Présents à la souffrance
Première et seule question : “Où l’Église est-elle attendue ?” La réponse fuse : “Où elle n’est pas attendue, c’est plutôt la question ! Elle n’est absolument pas attendue”, fait valoir Aurélie. Marie précise : “Le message de l’Église permet d’amener un peu de paix et de fraternité là où elle n’est pas suffisamment attendue.”
De fait, observe Alain Cuny, “l’Église est pas mal attendue sur les lieux de souffrance”. Et l’entreprise en fait partie. Le prêtre accompagnateur des jeunes cadres chrétiens rappelle l’initiative historique de l’évêque Jean Vilnet. Au début des années quatre-vingts, il a défilé à Saint-Dié en tête du cortège des ouvriers Boussac licenciés : “Sa venue était attendue, même si son geste était inattendu !”, commente l’abbé Cuny.
Cohérence avec soi-même
Symptôme contemporain des souffrances dans le milieu du travail, les suicides chez France Telecom. En cause, une carence d’esprit collectif dans l’entreprise : “Des personnes s’isolent tellement qu’elles font l’amalgame entre leur vie, qui est sacrée, et leurs difficultés professionnelles”, analyse Marie.
Face à des injonctions économiques toujours plus aiguës, la pression face aux tâches augmente. Dès lors, la question se pose pour les jeunes cadres du MCC : Comment se comporter en tant que chrétiens ? Comment surmonter, par exemple, des contradictions entre pratique dominicale et exigences professionnelles de la semaine ? “Si le Christ était là parmi nous ce soir, se demande Henri-Louis, quelle question poserait-il ?” “Et quelle question aurait-on à lui poser, pour avoir un regard évangélique des situations ?”, ajoute Alain Cuny.
Ingénieurs qualité de vie
Ingénieur qualité oui, mais qualité intérieure aussi : “Productivité, qualité, sécurité : on est là pour avoir un regard chrétien un peu compatissant, ne pas vivre une coupure entre le dimanche et le boulot”, témoigne Henri-Louis. “Nous tentons de nous mettre à la place de celui qui est en face de nous, de nous montrer plus solidaires, plus indulgents”, ajoute une participante.
“Nous essayons d’amortir un peu la pression dans l’entreprise, de ne pas transmettre les directives telles quelles, d’adapter notre discours pour ne pas communiquer uniquement du stress, d’être attentif aux aspects personnels et privés des collègues.” Karine, qui est professeur, le souligne à son tour : “Dans l’enseignement, la bienveillance est importante aussi !”
Dans le cadre de l’entreprise, les relations avec les clients et les fournisseurs, on peut aussi aborder les questions qui touchent à la foi et à l’Église”, témoigne Jérémie. “On fait parfois des rencontres qui tiennent de la Providence.
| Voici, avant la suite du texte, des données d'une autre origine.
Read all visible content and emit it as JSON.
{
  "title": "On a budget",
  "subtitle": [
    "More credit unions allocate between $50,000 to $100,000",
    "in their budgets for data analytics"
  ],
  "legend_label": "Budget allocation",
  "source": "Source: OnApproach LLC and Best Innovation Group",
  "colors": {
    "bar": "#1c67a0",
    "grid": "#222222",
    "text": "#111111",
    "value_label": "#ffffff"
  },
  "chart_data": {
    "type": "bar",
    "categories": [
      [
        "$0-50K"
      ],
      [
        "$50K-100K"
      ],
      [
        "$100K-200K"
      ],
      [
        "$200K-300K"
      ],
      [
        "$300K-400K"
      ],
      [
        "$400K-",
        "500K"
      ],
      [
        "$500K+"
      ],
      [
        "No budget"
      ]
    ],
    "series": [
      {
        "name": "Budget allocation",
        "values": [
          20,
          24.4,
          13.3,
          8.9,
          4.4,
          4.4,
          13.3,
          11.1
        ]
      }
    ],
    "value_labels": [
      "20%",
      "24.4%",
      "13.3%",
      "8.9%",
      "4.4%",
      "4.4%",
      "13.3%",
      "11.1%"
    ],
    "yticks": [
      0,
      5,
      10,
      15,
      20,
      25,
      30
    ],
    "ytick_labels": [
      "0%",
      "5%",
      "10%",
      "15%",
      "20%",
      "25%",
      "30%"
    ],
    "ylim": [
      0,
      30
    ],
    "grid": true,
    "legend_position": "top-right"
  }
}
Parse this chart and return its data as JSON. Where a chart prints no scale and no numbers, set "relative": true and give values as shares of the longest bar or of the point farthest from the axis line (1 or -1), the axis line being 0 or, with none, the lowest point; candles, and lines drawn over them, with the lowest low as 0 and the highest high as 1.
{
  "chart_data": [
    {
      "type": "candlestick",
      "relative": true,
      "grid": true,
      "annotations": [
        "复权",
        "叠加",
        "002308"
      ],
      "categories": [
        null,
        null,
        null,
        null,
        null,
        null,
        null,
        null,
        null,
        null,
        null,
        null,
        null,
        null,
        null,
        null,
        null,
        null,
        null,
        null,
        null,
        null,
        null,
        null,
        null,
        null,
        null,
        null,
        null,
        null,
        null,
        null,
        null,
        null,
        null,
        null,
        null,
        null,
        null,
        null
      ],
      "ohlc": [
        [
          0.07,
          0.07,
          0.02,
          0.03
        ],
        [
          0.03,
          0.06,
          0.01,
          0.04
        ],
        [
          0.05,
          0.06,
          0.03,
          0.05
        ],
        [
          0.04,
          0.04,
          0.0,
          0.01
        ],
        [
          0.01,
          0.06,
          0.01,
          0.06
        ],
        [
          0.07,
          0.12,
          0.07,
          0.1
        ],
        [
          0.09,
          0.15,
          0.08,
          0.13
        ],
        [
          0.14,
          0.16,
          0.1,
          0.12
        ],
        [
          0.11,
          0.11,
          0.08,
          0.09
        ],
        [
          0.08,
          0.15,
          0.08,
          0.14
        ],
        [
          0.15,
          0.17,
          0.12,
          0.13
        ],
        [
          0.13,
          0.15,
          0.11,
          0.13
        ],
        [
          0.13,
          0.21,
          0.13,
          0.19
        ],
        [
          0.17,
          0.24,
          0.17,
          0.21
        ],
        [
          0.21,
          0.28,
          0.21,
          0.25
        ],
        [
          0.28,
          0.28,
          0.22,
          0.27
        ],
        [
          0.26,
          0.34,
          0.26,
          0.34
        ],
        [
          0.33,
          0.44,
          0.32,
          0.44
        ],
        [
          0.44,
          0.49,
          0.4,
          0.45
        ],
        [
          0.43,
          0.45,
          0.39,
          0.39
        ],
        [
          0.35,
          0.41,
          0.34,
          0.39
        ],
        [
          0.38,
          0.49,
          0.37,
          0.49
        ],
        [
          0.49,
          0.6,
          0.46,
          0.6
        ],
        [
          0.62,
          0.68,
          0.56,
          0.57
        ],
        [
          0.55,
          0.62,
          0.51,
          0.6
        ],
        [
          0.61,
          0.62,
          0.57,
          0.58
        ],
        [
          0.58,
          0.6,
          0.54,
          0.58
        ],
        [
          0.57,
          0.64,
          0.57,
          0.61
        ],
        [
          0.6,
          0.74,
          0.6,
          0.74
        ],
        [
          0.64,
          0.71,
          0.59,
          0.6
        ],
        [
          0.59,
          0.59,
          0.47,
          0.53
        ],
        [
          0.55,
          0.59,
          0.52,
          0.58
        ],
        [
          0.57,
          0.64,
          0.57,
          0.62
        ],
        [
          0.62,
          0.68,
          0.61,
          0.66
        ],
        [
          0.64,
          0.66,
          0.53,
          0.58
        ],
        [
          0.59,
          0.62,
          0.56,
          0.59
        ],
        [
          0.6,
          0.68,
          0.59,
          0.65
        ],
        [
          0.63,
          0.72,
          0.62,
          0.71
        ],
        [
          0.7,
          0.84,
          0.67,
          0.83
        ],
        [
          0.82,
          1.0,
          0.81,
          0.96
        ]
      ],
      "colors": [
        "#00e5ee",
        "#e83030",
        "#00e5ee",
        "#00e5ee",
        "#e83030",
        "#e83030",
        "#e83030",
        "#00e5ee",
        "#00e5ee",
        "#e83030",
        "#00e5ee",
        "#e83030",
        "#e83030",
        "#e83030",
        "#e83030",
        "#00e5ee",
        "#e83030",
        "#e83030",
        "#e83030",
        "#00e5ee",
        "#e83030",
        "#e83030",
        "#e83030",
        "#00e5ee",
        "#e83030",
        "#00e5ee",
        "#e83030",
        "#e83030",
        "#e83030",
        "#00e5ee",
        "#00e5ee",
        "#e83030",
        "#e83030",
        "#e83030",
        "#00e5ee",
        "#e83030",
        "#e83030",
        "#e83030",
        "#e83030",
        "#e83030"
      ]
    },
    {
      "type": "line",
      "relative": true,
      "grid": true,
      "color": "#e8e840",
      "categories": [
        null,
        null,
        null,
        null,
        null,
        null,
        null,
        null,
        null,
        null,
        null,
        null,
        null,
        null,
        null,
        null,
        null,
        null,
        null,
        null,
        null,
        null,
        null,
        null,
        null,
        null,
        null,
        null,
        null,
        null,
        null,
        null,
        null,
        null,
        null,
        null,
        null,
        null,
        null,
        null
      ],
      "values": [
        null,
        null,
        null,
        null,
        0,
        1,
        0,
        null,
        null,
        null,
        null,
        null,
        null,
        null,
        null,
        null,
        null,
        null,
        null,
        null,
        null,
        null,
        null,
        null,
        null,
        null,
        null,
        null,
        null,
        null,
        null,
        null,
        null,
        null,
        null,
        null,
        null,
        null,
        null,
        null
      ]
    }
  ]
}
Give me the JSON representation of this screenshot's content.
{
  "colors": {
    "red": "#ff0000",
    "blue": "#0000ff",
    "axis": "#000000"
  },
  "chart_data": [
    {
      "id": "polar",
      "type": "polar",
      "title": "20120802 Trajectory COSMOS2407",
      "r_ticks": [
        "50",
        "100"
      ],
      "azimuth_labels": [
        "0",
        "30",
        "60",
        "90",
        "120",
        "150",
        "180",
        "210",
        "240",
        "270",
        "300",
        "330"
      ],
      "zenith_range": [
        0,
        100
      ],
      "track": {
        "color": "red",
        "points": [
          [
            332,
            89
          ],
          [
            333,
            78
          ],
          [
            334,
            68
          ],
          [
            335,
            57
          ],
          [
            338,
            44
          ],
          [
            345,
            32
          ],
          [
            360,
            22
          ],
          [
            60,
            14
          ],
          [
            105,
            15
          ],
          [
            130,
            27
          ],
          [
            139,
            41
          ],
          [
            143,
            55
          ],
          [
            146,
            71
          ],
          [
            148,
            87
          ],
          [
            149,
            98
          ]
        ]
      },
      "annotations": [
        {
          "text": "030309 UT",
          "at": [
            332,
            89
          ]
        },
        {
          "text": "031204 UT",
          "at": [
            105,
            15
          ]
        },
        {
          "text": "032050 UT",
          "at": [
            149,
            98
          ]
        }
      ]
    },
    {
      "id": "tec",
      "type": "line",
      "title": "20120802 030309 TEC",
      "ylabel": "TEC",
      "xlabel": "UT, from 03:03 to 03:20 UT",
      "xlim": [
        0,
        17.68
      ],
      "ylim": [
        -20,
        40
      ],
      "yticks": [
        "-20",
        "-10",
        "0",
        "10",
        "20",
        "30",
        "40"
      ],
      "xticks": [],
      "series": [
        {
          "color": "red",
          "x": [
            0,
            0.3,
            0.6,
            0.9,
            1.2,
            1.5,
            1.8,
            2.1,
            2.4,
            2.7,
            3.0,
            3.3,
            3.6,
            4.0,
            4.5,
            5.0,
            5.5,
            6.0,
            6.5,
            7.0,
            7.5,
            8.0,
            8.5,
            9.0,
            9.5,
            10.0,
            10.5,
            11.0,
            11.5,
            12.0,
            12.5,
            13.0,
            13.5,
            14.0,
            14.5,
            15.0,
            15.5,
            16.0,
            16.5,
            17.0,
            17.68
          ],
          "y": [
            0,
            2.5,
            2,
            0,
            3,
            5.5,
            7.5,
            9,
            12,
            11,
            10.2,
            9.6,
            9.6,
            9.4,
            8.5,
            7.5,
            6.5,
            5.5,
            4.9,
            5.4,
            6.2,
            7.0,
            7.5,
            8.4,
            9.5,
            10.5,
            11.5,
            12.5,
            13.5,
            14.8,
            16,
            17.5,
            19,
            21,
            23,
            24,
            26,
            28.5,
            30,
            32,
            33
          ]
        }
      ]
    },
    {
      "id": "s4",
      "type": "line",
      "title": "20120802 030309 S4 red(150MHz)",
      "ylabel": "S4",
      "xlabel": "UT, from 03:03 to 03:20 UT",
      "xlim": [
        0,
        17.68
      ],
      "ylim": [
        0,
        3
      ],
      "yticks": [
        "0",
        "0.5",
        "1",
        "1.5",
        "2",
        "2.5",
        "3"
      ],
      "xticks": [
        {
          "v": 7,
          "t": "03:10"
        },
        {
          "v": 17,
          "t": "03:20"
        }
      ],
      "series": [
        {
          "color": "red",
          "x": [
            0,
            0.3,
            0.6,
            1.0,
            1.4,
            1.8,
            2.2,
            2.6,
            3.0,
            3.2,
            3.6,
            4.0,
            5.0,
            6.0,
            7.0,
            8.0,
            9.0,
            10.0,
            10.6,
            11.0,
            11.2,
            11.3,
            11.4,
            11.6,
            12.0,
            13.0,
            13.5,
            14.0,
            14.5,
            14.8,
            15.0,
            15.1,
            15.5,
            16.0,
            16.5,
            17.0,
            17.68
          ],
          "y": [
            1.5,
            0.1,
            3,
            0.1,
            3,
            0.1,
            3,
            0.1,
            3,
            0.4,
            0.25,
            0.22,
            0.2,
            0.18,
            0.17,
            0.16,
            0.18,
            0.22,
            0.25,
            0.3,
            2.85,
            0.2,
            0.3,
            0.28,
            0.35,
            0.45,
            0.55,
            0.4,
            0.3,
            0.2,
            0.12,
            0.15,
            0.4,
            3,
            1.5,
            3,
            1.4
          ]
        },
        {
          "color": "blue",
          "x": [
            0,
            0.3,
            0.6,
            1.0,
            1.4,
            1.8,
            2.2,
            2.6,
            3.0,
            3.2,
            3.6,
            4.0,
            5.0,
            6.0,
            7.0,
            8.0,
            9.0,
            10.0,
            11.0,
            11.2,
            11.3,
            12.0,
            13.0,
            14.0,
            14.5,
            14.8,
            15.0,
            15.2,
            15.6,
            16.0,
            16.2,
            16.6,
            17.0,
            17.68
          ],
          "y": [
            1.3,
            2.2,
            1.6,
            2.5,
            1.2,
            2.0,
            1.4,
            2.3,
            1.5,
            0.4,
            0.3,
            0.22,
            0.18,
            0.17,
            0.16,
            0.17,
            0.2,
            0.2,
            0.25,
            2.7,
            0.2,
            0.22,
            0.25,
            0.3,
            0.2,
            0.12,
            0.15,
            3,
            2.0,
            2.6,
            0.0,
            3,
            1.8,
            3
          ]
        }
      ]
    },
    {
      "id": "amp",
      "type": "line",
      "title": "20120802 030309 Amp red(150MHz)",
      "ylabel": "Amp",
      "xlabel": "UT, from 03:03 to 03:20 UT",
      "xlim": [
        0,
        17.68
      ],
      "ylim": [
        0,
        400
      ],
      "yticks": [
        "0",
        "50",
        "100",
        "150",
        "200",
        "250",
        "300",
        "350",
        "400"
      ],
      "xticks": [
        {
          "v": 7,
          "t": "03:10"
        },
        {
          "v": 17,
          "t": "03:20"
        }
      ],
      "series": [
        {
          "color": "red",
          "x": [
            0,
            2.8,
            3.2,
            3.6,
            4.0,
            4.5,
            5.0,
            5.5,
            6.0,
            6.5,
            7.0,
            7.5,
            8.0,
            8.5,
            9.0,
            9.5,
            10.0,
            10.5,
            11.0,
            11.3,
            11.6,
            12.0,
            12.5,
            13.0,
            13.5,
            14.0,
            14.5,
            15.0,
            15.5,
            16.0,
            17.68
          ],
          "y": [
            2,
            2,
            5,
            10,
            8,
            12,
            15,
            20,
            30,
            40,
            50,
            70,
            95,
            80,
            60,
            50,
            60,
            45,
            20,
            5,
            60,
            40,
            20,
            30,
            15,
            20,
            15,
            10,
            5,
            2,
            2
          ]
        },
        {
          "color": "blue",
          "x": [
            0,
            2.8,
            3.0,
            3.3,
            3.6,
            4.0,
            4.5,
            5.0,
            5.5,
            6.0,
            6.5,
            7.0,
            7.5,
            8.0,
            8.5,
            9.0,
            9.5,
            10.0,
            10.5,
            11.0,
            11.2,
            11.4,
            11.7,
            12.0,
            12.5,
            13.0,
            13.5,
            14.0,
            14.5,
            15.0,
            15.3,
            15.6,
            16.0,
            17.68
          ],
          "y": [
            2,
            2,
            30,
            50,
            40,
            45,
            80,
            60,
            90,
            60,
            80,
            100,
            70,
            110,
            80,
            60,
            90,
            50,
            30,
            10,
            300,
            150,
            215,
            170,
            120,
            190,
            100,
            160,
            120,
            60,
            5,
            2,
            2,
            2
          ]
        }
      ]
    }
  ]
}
J’ai accueilli une stagiaire assistante sociale qui était catho, souligne Marie. Je vois l’Église comme un grain de sel. Les grains de sel, c’est nous.” Alain : “ Le sel donne du goût, il aide à vivre ; il ne se voit pas, il se dissout. Le chrétien offre une autre facette, celle de la lumière.”
Dieu au chômage
Dans un monde gagné par l’incroyance, le MCC invite à reconnaître l’Esprit à l’œuvre. Né en 1965, il pose trois principes : se faire disciple du Christ, construire une société solidaire, vouloir une Église ouverte au monde. Il approuve l’initiative privée, mais souligne la nécessité d’une régulation politique pour sauvegarder le bien commun. Face aux impératifs de la performance, il affirme une exigence de solidarité dans l’entreprise.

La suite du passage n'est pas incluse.